The Best Time to Catch Sailfish in Costa Rica

The best time to catch sailfish in Costa Rica is December through April. These five months are when you’ll find all the major billfish tournaments being hosted in Costa Rica and days with double digit sailfish bites are quite common.  While the peak season is typically listed as five months long, usually the sailfish numbers start out lower in November and December and then increase from January through April once the water is warmer and there is more blue water closer to shore. This of course refers to fishing on the Pacific Coast of Costa Rica.

During the months of May through November we still catch sailfish every day, but some weeks they may not be as concentrated and therefore the numbers won’t be as high as peak season. Similar to the marlin bite, June through August tend to offer a great “second season”, which you can see in our past Costa Rica fishing reports.

The Best Time to Catch Dorado (Mahi-Mahi) in Costa Rica

One of the most popular sport fish across the globe, mahi-mahi is called ‘dorado‘ in Costa Rica. We catch dorado every month of the year in Costa Rica, but the best months are October through December. Every year there is a big dorado run that starts in late October or early November and runs through mid to late December. These fish all seem to be mature adults ranging from 30-50 lbs, with a few 60 lb+ trophies out there.  The dorado fishing is so good that the Marina Pez Vela in Quepos hosts their annual Dorado Derby tournament every November.

After that intense peak dorado season, the bite is sporadic yet steady throughout the rest of the dry season (Dec-Apr).  Once the rains start in May, the rivers blow out trash lines form off the coast with dead trees, palm branches, and (unfortunately) garbage.

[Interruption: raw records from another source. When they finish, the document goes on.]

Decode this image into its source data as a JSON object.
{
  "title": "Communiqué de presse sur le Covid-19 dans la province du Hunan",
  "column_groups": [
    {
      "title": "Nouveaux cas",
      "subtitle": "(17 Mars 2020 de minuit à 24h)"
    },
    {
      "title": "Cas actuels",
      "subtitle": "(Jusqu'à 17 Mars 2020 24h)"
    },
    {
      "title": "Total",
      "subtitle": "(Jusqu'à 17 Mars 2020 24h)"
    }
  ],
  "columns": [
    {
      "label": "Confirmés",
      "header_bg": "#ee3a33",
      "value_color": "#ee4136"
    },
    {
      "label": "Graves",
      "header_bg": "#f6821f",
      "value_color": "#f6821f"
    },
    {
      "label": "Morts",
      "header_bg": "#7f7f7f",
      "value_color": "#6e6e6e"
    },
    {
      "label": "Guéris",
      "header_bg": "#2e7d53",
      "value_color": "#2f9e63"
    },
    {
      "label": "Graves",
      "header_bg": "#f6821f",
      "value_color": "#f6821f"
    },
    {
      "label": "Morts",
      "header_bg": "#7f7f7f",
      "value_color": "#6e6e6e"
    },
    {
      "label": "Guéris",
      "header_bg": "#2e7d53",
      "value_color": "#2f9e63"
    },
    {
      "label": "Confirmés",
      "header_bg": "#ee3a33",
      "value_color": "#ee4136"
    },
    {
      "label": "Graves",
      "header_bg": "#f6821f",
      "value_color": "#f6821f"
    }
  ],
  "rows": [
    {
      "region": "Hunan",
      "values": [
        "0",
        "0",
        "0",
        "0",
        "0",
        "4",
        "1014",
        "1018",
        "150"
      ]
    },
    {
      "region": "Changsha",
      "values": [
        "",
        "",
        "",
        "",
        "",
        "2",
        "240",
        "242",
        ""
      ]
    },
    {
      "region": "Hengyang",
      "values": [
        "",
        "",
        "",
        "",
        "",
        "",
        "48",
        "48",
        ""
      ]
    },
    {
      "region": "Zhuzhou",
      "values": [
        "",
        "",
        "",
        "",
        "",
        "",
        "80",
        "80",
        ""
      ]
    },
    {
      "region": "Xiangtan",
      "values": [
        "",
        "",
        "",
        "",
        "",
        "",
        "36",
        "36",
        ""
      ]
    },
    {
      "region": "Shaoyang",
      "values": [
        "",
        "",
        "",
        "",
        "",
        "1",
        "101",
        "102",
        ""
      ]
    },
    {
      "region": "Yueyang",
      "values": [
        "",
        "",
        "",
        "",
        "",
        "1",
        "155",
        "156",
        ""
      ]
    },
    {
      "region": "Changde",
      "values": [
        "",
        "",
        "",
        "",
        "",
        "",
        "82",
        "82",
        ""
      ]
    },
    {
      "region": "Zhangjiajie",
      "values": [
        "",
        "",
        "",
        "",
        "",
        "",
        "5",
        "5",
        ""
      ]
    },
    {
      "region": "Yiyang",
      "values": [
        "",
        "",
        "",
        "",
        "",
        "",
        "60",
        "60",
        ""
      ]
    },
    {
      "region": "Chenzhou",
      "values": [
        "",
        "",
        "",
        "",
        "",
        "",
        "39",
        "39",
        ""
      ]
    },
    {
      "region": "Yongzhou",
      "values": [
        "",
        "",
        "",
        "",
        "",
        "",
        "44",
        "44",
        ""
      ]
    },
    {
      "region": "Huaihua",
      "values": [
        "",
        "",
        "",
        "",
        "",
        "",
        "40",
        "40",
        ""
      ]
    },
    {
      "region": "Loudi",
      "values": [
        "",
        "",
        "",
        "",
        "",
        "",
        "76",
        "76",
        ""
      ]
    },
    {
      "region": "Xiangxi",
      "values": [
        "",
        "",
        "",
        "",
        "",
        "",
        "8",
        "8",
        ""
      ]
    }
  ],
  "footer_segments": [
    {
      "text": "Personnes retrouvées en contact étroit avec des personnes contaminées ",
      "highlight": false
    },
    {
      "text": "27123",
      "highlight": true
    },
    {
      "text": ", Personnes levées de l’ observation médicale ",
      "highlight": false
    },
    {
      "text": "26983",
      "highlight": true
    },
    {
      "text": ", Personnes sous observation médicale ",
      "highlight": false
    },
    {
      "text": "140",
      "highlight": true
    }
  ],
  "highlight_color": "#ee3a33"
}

These form the perfect habitat for dorado, so from May to August we see incredible dorado numbers, though they are often smaller 10-20 lb fish.

When the Best Time to Catch Roosterfish in Costa Rica?

We catch roosterfish twelve months a year in Costa Rica, although the months of December through March tend to be exceptional. The truth is, the roosterfishing along the Pacific Coast is always quite good and nowhere near as seasonal as the offshore fishing.  The main reason why is that roosterfish, along with most of our inshore species, are not migratory like the offshore pelagic species. Rather, they tend to have a “home” reef or islands that they stick to, which is why it’s so important to practice catch and release with this prized species. As long as the water is clear and there are baitfish around, you stand a good chance at catching our beloved “pez gallo”.  Roosterfish don’t generally like freshwater however, so October and early November tend to be the slowest months for roosterfish as many rivers can get completely blown out with the rains.

Costa Rica Inshore Fishing packages

When is the Peak Tarpon Season in Costa Rica?

There are two main tarpon seasons in Costa Rica: Spring (Jan-May) and Fall (September & October). The fishing seasons on Costa Rica’s Caribbean Coast is essentially a mirror of the weather seasons – when the weather is good the fishing is good.  Unlike much of the rest of the Caribbean, the tarpon in Costa Rica are not migratory and the resident population is robust so the fish are here year-round, the question is whether or not you can get to them.  All the tarpon lodges and hotels in the Caribbean Coast are located inside on freshwater canals, so to get out to the ocean where the best tarpon fishing is you need to run out of the river mouth – which can be harrowing on the wrong day.  The best months to fish the Caribbean Coast of Costa Rica are therefore when the seas are calm, which happens to be mid-January to mid-May and then again in September and October.